FormaK Coming Soon: Scikt-Learn Integration - Building

permalink

Overview

FormaK aims to combine symbolic modeling for fast, efficient system modelling with code generation to create performant code that is easy to use.

The values (in order) are:

  • Easy to use
  • Performant

The Five Key Elements the library provides to achieve this (see parent) are:

  1. Python Interface to define models
  2. Python implementation of the model and supporting tooling
  3. Integration to scikit-learn to leverage the model selection and parameter tuning functions
  4. C++ and Python to C++ interoperability for performance
  5. C++ interfaces to support a variety of model uses

This design provides the initial implementation of third of the Five Keys "Integration to scikit-learn to leverage the model selection and parameter tuning functions". Scikit-learn is a common library who's interface is replicated many places (e.g. dask-ml for scaling up machine learning tasks) that's a good place to start with for an easy to use library.

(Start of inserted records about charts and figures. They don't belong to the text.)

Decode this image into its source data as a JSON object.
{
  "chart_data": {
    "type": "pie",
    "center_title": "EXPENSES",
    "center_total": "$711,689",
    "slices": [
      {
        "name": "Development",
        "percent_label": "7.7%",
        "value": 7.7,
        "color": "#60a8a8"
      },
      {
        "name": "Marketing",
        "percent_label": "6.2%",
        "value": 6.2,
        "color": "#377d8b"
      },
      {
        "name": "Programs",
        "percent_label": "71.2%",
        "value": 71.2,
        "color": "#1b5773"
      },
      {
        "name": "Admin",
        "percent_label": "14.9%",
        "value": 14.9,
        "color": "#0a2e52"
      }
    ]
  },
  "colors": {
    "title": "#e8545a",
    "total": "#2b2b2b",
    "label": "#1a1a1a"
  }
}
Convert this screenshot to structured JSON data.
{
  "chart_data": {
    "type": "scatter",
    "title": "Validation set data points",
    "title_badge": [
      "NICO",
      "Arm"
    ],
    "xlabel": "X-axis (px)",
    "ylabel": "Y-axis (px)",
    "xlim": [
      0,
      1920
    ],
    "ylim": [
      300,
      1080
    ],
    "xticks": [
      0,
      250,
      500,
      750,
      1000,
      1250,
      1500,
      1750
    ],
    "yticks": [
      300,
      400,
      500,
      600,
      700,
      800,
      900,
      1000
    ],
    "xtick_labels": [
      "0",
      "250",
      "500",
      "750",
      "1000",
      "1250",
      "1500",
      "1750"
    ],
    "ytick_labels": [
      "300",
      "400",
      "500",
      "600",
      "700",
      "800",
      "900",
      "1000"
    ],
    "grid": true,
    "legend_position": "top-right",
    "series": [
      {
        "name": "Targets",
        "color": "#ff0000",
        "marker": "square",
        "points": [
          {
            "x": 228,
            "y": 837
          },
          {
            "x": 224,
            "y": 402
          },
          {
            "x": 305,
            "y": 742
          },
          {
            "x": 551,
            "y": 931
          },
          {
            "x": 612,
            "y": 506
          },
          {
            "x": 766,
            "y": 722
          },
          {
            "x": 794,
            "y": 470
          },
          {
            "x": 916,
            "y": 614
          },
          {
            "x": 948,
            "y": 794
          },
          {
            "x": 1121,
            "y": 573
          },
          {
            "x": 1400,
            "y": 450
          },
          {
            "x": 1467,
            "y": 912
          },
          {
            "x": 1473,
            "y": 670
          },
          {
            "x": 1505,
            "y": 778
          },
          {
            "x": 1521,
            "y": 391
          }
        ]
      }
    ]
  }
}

Why is scikit-learn and machine learning relevant? Conceptually, a detailed, physical model derived from first principles describes both one complex model, as well as a space of models derived via simplifications, enhancements or even disconnected approximations from the original model. Using data from the system we hope to describe, we can select the appropriate model from the space. This process is very analogous to a machine learning model, where we have one idea of how to approximate the system and want to select machine learning models (in a more algorithmic sense of the term models) and their parameters to best fit data.

The Dream

In the end, my hope is that the user can provide an arbitrarily complex description of the system as a model and provide data and auto-magically get a best fit approximation to their system. Providing a more complicated model provides more of a space for discovering improvements to the final system in the same way providing more data can improve the final system. The "auto-magic" doesn't come from anything magical; instead, it comes from accumulating knowledge and how to use it in one place where the final level (improved knowledge) can also improve the final system above and beyond that which could be achieved by the user alone. Scikit-learn makes some of this process easier, especially when it comes to comparing multiple candidate models.

What could this look like?

Scikit-learn offers helpful tooling for many things, including model selection, cross validation and building pipelines from estimators and transformers. By borrowing from scikit-learn's Pipeline documentation and Model Selection documentation we can build the code to compose a pipeline and validate the estimator:

from formak import py

from sklearn.decomposition import PCA
from sklearn.model_selection import train_test_split
from sklearn.pipeline import Pipeline

formak_model = py.Model(...)

estimators = [('reduce_dim', PCA()), ('formak model', formak_model)]
pipeline = Pipeline(estimators)

# ... load some data X, y...

X_train, X_test, y_train, y_test = train_test_split(X, y, test_size=0.4, random_state=0)

pipeline.fit(X_train, y_train)

pipeline.score(X_test, y_test)

This is just a small part of what scikit-learn has to offer. For example, scikit-learn has additional functionality for detecting outliers and other unsupervised learning capabilities that are direclty useful to FormaK.